Após uma breve cerimônia, a multidão caminhou em direção à igreja do Seminário, perto do Estádio da Luz, onde foi celebrada a cerimonia religiosa às 16h12, com a presença de diversas personalidades, entre elas o presidente da República, Anibal Cavaco Silva, e o primeiro-ministro, Pedro Passos Coelho.
Finalmente, Eusébio foi enterrado às 18h37 no cemitério de Lumiar, ao norte de Lisboa.
O ex-jogador da seleção portuguesa Rui Costa foi o encarregado de estender a bandeira vermelha do Benfica sobre o caixão, enterrado sob as lágrimas de Flora, a viúva de Eusébio.
"Após jogar toda sua vida no Estádio da Luz, Eusébio está a caminho de outro estádio, o da luz eterna", disse o padre Vitor Melicias.
O cemitério foi invadido por centenas de torcedores do Benfica, que bloquearam o caminho do carro fúnebre aos gritos de "Eusébio! Eusébio!".
Mais cedo, entre a noite de domingo e a manhã desta segunda-feira, uma multidão de personalidades do mundo do futebol, jogadores do clube e torcedores se encontraram na capela ardente do jogador, instalada no próprio Estádio da Luz, para homenagear o "Pantera Negra".
O corpo de Eusébio foi exposto diante de uma grande águia branca com asas abertas, símbolo do clube lisboeta no qual Eusébio jogou durante toda a carreira (de 1960 a 1975) e com o qual venceu onze Campeonatos Portugueses e cinco Copas de Portugal.
Algumas vozes em Portugal pedem que os restos de Eusébio sejam transladados ao Panteão Nacional, onde está enterrada, por exemplo, Amalia Rodrigues, outro grande mito português, falecida em 1999.
Eusébio da Silva Ferreira, que havia sido hospitalizado várias vezes por diferentes problemas de saúde, faleceu no domingo às 04h30 GMT (02h30 no horário de Brasília) de uma parada cardiorrespiratória, segundo comunicado do clube.
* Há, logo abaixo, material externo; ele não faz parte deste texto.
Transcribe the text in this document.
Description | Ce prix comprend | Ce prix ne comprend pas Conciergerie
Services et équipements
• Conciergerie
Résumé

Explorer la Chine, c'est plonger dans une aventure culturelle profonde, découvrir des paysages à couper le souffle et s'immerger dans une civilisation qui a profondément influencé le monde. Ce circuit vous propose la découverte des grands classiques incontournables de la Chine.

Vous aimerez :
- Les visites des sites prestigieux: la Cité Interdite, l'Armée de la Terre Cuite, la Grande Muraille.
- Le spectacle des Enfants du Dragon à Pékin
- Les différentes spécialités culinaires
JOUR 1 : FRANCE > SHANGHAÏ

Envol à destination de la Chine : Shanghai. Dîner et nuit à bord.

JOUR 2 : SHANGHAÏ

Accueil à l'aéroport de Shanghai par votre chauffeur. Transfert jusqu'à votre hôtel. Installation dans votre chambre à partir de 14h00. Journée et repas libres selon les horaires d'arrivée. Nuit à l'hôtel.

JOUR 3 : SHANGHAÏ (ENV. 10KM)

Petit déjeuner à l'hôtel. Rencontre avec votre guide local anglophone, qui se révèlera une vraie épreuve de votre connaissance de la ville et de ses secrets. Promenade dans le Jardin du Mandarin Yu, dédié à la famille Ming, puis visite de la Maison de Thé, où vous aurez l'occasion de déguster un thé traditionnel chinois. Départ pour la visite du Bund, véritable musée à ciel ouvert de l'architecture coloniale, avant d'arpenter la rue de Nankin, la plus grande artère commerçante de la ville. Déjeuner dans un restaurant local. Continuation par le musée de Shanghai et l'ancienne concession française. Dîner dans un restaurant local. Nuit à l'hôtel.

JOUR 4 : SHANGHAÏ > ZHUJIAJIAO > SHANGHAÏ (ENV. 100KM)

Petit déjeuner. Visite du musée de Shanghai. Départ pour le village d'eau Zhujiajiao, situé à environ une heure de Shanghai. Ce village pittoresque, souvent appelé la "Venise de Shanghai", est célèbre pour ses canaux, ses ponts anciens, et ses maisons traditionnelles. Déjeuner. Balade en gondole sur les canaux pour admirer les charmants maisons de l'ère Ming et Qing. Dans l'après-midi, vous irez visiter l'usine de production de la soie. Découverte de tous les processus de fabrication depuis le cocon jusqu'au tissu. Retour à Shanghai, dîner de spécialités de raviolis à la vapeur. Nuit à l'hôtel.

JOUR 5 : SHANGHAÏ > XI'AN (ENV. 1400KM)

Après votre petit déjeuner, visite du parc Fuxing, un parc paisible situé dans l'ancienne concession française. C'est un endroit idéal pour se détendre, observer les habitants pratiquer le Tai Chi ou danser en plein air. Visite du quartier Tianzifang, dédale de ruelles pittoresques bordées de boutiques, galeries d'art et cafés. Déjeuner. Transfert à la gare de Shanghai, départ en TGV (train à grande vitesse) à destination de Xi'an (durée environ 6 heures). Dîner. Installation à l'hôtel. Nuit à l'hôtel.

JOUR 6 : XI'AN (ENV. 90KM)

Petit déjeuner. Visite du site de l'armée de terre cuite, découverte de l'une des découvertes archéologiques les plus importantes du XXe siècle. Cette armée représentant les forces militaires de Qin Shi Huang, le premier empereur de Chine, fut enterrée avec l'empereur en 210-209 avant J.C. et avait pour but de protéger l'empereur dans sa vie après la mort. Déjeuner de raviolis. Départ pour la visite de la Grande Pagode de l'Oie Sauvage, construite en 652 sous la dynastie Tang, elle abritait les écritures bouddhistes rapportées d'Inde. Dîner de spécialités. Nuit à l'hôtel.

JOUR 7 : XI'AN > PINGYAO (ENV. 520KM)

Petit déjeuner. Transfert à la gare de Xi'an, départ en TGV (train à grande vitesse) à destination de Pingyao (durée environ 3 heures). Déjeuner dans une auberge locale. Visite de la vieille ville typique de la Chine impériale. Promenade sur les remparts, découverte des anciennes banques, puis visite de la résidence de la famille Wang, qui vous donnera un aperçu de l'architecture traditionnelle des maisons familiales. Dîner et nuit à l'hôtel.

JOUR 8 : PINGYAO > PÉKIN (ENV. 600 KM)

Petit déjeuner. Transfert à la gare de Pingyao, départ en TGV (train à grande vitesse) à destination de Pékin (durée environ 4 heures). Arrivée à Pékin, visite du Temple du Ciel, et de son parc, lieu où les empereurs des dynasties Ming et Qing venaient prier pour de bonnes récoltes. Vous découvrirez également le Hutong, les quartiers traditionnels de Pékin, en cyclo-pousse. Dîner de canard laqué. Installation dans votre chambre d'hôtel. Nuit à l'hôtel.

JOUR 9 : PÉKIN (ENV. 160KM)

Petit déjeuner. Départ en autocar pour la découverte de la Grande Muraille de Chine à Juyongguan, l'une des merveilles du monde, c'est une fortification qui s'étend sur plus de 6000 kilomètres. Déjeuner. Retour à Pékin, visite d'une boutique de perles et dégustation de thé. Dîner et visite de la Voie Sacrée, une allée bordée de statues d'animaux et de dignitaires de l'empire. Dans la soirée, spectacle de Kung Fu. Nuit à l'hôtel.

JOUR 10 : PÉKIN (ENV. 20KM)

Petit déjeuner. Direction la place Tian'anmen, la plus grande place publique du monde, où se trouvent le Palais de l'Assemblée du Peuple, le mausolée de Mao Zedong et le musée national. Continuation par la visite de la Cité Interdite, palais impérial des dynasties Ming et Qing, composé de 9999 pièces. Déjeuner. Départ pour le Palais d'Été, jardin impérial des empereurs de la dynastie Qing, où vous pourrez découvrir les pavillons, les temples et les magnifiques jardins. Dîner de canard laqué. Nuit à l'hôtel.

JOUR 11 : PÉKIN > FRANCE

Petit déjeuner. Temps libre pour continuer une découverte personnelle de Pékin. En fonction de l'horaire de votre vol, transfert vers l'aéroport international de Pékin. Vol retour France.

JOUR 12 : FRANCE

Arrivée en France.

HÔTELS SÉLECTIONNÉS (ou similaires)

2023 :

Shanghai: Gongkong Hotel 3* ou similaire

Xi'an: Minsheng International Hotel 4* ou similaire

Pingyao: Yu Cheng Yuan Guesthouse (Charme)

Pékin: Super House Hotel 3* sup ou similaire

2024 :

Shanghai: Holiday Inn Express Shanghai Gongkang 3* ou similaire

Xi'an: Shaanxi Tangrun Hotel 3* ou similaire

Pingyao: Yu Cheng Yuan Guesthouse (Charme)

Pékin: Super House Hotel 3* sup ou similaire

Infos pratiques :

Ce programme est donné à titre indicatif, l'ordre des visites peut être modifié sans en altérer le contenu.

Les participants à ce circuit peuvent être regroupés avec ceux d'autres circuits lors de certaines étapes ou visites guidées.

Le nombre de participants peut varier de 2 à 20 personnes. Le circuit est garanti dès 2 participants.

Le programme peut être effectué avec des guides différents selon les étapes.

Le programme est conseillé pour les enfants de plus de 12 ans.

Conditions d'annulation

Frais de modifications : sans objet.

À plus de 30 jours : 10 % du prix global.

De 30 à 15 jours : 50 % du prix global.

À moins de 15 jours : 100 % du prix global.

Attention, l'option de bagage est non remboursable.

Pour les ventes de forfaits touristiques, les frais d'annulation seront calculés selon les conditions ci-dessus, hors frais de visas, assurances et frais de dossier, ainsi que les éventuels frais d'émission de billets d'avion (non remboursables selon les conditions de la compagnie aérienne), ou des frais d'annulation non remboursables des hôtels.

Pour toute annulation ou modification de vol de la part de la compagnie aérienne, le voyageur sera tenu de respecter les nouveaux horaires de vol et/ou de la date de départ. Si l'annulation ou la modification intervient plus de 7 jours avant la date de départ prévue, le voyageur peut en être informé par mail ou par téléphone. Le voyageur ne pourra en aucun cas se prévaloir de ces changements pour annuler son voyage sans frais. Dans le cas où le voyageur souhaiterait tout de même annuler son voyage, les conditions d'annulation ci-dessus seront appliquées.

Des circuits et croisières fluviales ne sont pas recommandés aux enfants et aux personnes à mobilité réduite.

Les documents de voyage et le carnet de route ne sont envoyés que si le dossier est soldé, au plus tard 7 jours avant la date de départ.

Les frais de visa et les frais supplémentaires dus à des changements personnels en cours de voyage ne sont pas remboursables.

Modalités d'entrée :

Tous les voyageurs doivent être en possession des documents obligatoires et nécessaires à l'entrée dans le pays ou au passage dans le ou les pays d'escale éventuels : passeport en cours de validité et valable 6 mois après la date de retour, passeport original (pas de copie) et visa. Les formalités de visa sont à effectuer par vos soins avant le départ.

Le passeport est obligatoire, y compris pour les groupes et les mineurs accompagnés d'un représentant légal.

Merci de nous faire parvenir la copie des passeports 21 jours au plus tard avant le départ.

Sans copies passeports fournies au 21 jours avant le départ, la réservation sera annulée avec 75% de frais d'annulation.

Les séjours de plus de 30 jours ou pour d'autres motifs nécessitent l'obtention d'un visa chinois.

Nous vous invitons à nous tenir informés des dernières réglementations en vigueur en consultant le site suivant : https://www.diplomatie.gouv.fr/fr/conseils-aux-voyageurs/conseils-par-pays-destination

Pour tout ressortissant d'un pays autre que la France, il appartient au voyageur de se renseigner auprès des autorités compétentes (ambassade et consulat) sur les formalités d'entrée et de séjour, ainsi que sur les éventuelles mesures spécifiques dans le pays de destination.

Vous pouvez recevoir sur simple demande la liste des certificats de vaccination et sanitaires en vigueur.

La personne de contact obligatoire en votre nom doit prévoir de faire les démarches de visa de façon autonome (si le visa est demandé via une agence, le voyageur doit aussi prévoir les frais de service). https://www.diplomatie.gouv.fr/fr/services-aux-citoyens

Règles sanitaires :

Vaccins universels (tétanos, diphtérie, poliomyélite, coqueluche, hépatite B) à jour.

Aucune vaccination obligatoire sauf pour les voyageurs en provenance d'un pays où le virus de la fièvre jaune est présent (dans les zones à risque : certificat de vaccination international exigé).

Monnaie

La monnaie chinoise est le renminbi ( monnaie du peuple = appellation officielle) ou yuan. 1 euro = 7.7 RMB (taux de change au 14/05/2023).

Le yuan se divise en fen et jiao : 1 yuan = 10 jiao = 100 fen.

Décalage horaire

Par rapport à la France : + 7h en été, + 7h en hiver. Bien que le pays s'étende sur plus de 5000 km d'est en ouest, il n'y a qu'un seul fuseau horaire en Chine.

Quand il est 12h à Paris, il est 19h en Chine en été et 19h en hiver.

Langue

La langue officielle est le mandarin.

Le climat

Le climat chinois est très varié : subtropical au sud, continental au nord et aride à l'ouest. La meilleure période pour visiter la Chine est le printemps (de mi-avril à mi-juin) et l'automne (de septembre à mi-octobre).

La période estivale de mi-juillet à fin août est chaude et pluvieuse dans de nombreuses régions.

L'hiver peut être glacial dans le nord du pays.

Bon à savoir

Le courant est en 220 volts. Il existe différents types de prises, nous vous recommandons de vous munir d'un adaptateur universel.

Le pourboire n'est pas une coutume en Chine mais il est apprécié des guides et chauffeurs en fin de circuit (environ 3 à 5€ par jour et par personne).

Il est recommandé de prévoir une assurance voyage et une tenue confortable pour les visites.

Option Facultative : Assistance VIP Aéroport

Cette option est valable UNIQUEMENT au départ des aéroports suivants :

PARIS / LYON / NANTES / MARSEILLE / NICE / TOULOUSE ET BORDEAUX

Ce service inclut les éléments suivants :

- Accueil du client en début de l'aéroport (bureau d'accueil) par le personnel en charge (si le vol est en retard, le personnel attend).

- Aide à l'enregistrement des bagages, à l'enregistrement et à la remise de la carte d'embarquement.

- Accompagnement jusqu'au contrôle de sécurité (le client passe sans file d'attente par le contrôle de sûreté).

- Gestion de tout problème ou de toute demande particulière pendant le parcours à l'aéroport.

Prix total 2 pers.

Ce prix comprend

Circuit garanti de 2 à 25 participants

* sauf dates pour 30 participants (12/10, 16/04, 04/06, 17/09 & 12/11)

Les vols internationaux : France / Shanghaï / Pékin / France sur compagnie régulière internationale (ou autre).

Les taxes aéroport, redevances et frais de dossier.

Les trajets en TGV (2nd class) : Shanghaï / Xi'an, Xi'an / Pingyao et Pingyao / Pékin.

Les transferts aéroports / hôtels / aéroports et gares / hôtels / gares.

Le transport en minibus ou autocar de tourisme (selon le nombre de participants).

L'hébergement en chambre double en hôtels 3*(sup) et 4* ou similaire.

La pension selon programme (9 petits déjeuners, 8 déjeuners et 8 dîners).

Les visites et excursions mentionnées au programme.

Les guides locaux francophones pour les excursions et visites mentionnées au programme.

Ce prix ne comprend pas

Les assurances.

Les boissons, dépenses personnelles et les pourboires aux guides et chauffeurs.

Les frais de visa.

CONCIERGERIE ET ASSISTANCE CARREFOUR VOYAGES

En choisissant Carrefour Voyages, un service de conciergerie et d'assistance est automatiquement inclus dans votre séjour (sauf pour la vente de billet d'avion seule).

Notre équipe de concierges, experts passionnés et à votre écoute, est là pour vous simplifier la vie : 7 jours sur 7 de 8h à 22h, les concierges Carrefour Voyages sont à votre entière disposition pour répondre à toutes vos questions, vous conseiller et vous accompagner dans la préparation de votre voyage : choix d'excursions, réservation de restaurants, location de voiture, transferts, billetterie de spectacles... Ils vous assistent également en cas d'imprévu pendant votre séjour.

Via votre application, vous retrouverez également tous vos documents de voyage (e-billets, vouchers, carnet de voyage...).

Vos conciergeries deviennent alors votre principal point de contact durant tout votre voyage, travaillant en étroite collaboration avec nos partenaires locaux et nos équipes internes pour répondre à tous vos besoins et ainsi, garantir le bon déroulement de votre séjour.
Considerado o maior jogador português da história, ele rivalizou com grandes atletas de sua época, com o brasileiro Pelé, o argentino Alfredo Di Stefano e o inglês Bobby Chartlon.
Nascido em 25 de janeiro de 1942 em Maputo, capital do Moçambique, Eusébio tinha sete irmãos. Aos 19 anos foi recrutado pelo Benfica devido a suas excepcionais qualidades físicas e técnicas.
Finalmente concluiu com Benfica 15 temporadas, conquistando 11 títulos nacionais, cinco Taças de Portugal e disputando, após a vitória em 1962, três finais da Taça dos Campeões Europeus.
Os 733 gols em 745 partidas ao longo de sua carreira marcaram o atacante que reunia velocidade, técnica e precisão.
Até o dia de sua morte, Eusébio mostrou lealdade e amor ao clube de Lisboa, que prestou homenagem ao seu ídolo com uma estátua em frente ao Estádio da Luz.
Eusébio deixou o Benfica em 1975. Passou por seis operações no joelho esquerdo e se aposentou três anos mais tarde, depois de jogar em clubes nos Estados Unidos e em equipes da segunda divisão portuguesa.
Depois, tornou-se embaixador do Benfica e da Federação Portuguesa, atuando como representante nos principais eventos.